Collected whole blood is generally separated into components by one of three methods. A centrifuge can be used in a “soft spin” (˜200×G) which separates whole blood into plasma (including platelets and white blood cells) and red blood cells or in a “hard spin” (greater than 200×G) which further separates the white blood cells from the platelets, in addition to the separation of the red blood cells. The third method is sedimentation where the blood simply sits for an extended period time until the red blood cells and plasma are separated by gravity. Still another described method of blood separation involves absorption of the blood component onto beads coated with an absorbent material. Wherein the coating is selected to absorb a particular type of component.
A well-known blood separation technique called aphaeresis employs centrifuge operations, and includes taking blood from a donor or patient, passing the blood through an apparatus that separates out desired components and returns the remainder of the blood to circulation. These centrifuge operations separate out the components based on component density. It is known that red-blood cells have the highest density, then white blood cells, and finally platelets. Therefore, depending on how many different components of the blood are needed, the blood will be subjected to various intervals of centrifugal steps, i.e., the “soft spin” and/or “hard spin”. In addition, some devices use density gradient to help the separation and ensure separated layers stay apart. If enrichment (concentration) of platelets is desired, a porous barrier is further used to allow the passage of plasma but retains platelets. Most of these aphaeresis/platelet separation machines and other blood separation machines are generally bulky and often require a dedicated facility and operator which then requires a donor to visit the facility.

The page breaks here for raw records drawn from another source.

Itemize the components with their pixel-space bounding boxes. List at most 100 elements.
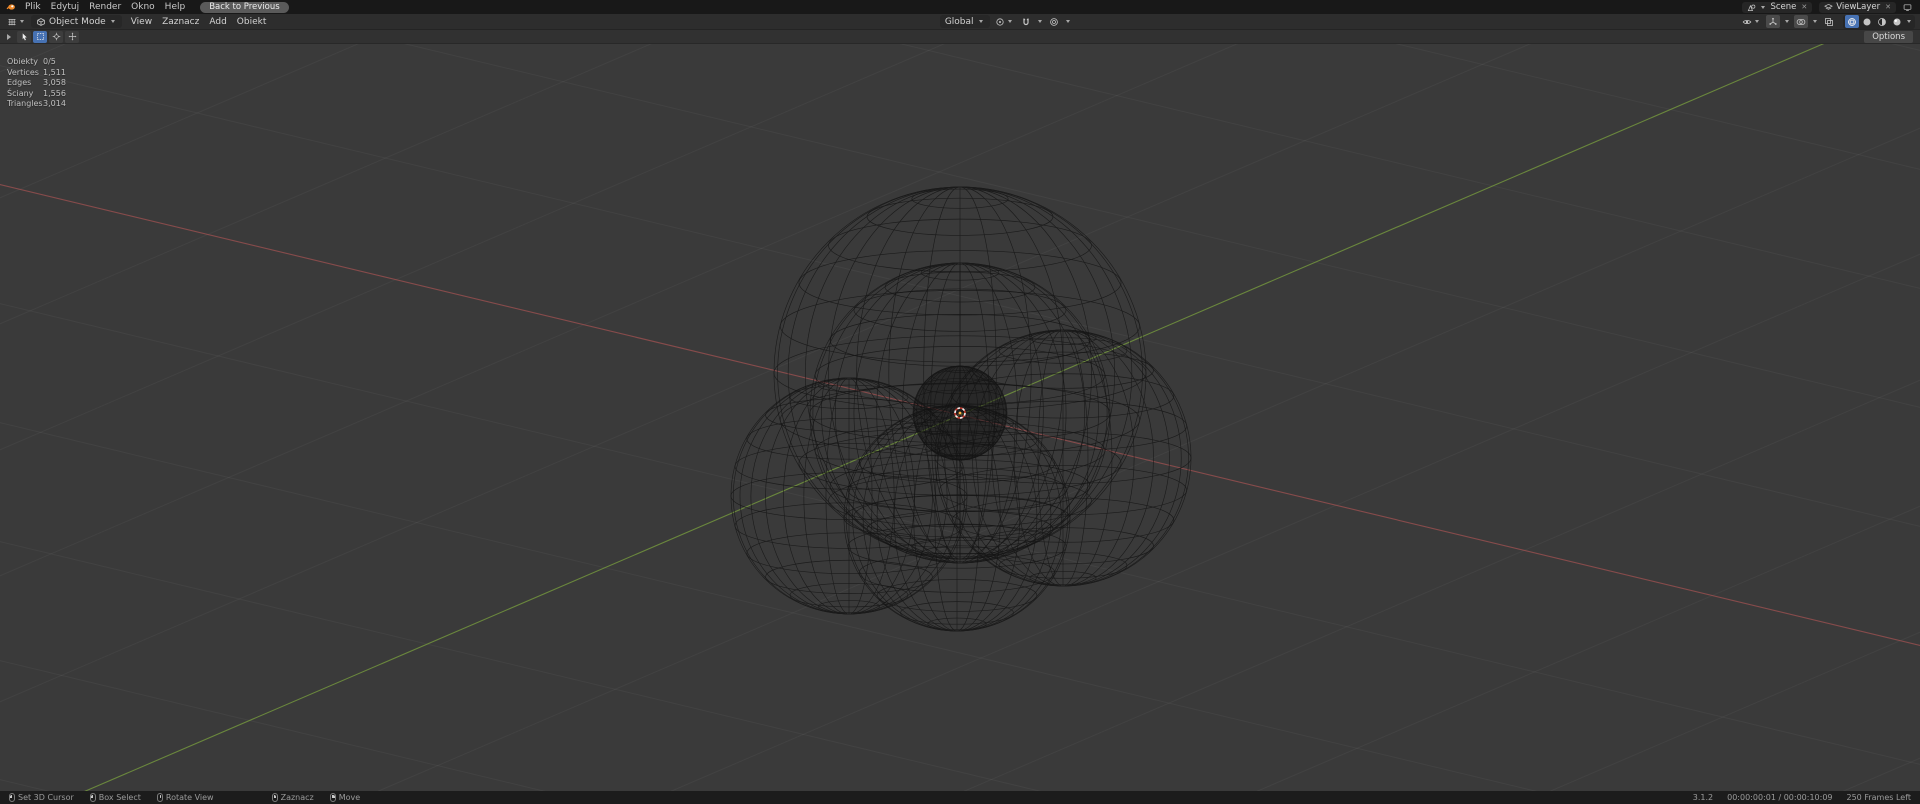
menu-render[interactable]: Render <box>84 0 126 14</box>
hint-label: Box Select <box>98 793 141 802</box>
gizmo-icon <box>1768 17 1778 27</box>
blender-version: 3.1.2 <box>1692 793 1714 802</box>
menu-viewport-view[interactable]: View <box>126 14 157 30</box>
hint-rotate-view: Rotate View <box>156 793 214 802</box>
snap-dropdown-chevron-icon[interactable] <box>1036 15 1044 28</box>
proportional-dropdown-chevron-icon[interactable] <box>1064 15 1072 28</box>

It is therefore considered beneficial to have a smaller, simpler device where blood can be drawn and the separation performed at the same location, without having to go through the procedure of being sent to a central lab, logged and placed in a queue for separation. Such a device could also potentially provide cost-savings, as longer single-use disposable tubing is employed to line large centrifuge based systems. Another advantage of a small portable separation device is minimal cross contamination, since different patients do not share the same instrument, just like disposable syringes.